Election reform panel looking into caretaker govt role, conduct

Yiswaree Palansamy
Electoral Reform Committee chairman Tan Sri Abdul Rashid Abdul Rahman speaks to reporters at Putrajaya August 29, 2018. ― Picture by Abdul Razak Ghazali

PUTRAJAYA, Aug 29 — The Election Reforms Committee (ERC) will discuss establishing a proper framework for a caretaker government to run the country for when Parliament is dissolved.

Its chairman Tan Sri Ab Rashid Ab Rahman said there is a crucial need for such a framework as there is currently no law on the matter. He added that even the Election Commission (EC) does not know the role of a caretaker government and how it should function.

“Now, there are no laws or rules. We do it by convention. How should the caretaker government behave?
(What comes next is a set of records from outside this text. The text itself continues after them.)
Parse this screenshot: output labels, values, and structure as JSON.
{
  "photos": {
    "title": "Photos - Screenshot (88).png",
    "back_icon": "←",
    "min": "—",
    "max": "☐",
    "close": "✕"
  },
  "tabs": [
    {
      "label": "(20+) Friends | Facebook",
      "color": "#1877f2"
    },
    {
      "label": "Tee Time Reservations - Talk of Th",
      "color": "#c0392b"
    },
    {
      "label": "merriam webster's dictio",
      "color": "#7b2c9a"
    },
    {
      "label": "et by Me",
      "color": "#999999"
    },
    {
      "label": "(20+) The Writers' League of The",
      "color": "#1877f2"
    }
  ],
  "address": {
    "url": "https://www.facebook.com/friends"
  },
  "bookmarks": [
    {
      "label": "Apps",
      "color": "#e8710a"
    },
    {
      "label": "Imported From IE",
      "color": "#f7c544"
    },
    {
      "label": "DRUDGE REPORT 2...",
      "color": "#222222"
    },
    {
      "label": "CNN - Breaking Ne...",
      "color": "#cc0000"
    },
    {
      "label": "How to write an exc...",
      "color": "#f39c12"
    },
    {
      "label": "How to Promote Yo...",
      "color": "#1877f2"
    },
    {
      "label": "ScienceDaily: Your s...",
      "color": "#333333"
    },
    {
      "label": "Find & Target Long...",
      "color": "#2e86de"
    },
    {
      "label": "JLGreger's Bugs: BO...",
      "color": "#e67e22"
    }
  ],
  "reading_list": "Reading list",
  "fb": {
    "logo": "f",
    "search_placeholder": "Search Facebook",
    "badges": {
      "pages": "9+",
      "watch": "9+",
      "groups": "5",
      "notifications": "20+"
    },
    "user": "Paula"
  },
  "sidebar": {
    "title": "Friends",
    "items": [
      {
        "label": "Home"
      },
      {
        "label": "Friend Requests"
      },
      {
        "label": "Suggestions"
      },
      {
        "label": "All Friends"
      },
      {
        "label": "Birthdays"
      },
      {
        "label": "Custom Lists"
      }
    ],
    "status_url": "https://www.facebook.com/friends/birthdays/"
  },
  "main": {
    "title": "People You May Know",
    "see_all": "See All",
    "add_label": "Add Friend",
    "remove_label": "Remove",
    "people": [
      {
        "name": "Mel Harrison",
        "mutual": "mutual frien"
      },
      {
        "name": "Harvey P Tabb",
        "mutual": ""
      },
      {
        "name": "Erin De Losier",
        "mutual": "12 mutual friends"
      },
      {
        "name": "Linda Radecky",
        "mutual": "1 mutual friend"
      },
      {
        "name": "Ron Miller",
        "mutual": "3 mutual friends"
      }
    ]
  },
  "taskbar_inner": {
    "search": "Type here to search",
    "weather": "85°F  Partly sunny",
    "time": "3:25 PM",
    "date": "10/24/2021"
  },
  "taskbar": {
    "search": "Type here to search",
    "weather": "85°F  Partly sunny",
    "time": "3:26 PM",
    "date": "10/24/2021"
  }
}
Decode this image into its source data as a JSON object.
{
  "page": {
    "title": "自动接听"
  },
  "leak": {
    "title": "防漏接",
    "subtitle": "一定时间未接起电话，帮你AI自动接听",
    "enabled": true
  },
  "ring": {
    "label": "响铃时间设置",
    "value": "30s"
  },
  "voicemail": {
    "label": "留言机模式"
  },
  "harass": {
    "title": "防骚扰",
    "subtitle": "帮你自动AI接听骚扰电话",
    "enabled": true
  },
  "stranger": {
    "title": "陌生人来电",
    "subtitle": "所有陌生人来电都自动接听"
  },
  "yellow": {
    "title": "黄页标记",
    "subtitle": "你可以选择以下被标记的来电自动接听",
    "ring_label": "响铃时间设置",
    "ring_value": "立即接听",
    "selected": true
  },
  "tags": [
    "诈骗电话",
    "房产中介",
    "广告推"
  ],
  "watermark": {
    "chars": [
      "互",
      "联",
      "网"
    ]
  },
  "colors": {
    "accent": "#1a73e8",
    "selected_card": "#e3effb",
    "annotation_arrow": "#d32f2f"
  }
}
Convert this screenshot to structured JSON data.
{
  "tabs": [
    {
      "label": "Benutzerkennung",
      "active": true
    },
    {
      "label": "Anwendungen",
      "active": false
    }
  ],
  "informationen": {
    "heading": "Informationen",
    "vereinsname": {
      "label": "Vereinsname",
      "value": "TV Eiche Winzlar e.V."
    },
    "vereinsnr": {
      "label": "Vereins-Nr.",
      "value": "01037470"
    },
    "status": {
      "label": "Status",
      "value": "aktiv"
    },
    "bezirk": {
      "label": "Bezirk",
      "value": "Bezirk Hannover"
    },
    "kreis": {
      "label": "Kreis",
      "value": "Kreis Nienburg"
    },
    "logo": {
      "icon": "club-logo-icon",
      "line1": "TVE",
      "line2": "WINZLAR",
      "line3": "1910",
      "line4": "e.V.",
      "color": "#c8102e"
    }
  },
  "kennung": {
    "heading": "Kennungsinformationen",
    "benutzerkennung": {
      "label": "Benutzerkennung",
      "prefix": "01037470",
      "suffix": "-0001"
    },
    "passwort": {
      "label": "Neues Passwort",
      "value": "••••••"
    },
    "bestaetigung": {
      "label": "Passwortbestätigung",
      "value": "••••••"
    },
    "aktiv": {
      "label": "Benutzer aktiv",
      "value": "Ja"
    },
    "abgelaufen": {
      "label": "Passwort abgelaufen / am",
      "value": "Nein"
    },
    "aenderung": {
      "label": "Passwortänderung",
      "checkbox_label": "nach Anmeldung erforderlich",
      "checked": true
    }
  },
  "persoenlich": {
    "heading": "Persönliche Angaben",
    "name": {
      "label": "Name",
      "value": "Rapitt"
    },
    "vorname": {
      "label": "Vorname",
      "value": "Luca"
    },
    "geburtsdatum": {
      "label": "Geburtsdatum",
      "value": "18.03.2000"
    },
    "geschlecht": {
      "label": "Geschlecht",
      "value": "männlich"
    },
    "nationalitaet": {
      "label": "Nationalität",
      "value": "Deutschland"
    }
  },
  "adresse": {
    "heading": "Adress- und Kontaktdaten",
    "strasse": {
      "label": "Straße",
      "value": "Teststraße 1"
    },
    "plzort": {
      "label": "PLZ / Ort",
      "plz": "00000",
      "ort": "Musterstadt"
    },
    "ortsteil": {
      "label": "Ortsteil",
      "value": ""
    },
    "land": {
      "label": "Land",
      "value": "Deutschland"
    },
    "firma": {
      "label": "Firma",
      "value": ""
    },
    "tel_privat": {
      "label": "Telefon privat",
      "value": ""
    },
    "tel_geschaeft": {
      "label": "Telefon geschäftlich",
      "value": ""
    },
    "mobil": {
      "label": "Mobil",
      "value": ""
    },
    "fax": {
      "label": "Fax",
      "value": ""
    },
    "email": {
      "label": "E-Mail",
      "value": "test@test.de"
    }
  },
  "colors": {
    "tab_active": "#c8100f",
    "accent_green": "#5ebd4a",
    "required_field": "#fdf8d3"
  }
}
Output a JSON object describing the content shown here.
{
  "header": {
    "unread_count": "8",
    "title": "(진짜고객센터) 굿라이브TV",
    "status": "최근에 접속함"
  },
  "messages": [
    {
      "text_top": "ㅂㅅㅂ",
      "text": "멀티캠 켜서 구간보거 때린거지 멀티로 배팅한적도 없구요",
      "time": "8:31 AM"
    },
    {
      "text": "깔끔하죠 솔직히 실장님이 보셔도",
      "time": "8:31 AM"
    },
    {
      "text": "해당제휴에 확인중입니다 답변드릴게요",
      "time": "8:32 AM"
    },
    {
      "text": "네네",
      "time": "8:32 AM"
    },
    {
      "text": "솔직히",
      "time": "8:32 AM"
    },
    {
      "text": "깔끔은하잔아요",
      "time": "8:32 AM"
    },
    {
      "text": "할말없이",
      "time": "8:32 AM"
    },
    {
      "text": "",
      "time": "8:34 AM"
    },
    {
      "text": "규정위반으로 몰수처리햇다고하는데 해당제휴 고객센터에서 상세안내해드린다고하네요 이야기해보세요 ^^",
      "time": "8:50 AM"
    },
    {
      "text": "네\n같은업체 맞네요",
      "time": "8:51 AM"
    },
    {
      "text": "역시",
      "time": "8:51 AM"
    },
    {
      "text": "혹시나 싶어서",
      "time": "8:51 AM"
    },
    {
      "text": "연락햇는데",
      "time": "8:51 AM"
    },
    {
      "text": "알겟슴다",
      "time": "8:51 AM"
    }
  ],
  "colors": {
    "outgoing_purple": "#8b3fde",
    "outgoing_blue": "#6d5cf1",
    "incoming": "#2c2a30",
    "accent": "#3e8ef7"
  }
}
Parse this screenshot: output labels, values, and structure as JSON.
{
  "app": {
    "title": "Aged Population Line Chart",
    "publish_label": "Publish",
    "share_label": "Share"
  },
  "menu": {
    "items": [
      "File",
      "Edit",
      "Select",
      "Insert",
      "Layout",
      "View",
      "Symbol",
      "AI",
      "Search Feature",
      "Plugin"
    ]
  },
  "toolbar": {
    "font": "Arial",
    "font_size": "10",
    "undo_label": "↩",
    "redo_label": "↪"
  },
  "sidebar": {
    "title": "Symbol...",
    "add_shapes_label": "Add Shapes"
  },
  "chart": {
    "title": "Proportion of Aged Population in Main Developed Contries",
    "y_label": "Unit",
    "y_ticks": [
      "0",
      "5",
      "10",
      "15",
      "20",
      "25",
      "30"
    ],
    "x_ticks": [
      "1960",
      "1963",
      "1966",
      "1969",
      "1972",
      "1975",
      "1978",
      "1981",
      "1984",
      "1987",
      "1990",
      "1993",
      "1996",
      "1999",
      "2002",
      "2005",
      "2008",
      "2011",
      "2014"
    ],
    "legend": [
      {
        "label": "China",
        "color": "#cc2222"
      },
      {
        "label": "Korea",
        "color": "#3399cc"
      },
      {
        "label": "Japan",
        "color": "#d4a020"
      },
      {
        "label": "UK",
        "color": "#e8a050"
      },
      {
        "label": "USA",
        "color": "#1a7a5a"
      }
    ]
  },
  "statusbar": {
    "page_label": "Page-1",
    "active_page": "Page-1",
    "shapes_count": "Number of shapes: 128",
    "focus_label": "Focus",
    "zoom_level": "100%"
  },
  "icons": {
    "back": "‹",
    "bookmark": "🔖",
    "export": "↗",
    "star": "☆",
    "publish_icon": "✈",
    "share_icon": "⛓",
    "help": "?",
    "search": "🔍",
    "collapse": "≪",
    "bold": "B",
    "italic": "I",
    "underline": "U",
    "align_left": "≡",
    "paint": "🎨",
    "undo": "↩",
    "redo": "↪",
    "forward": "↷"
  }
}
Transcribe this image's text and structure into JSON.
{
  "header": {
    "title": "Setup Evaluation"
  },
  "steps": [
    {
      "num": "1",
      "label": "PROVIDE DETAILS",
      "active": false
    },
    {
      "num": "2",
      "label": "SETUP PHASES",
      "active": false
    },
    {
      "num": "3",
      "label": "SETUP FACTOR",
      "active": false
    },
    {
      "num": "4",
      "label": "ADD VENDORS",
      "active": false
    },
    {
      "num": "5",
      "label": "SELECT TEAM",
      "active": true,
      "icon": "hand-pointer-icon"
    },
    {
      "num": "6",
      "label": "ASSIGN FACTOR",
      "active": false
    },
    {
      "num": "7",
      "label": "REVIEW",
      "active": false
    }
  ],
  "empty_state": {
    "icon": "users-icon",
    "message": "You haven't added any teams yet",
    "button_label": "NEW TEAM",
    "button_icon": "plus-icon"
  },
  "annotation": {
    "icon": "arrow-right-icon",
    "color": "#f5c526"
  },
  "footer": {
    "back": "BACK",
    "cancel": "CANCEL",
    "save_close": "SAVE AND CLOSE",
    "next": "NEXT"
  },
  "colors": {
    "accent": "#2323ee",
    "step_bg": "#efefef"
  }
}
As it is, the EC too does not know how they should behave,” he told a news conference here today.

“After the dissolution, they still continue to run the country. How is that? So they run over other parties too,” he added, the last in jest.

Ab Rashid said a caretaker government does not have the mandate of an elected government and therefore must perform only “ordinary administration”.

He added that the report of the findings and recommendations of the ERC would be made available for public access in stages, to enable feedback and amendments.

The ERC has listed 15 agendas, which it aims to fulfil within the next two years.

Among them are matters relating to elections conduct, campaign funding and expenditures, registration of voters and preparation of electoral rolls as well as a review of the current first-past-the-post election system “to another system considered more appropriate”, and electoral observers.

The ERC was officially announced on August 16, and is placed under the Prime Minister’s Office, tasked with studying ways and making recommendations on reviewing the country’s electoral system and regulations.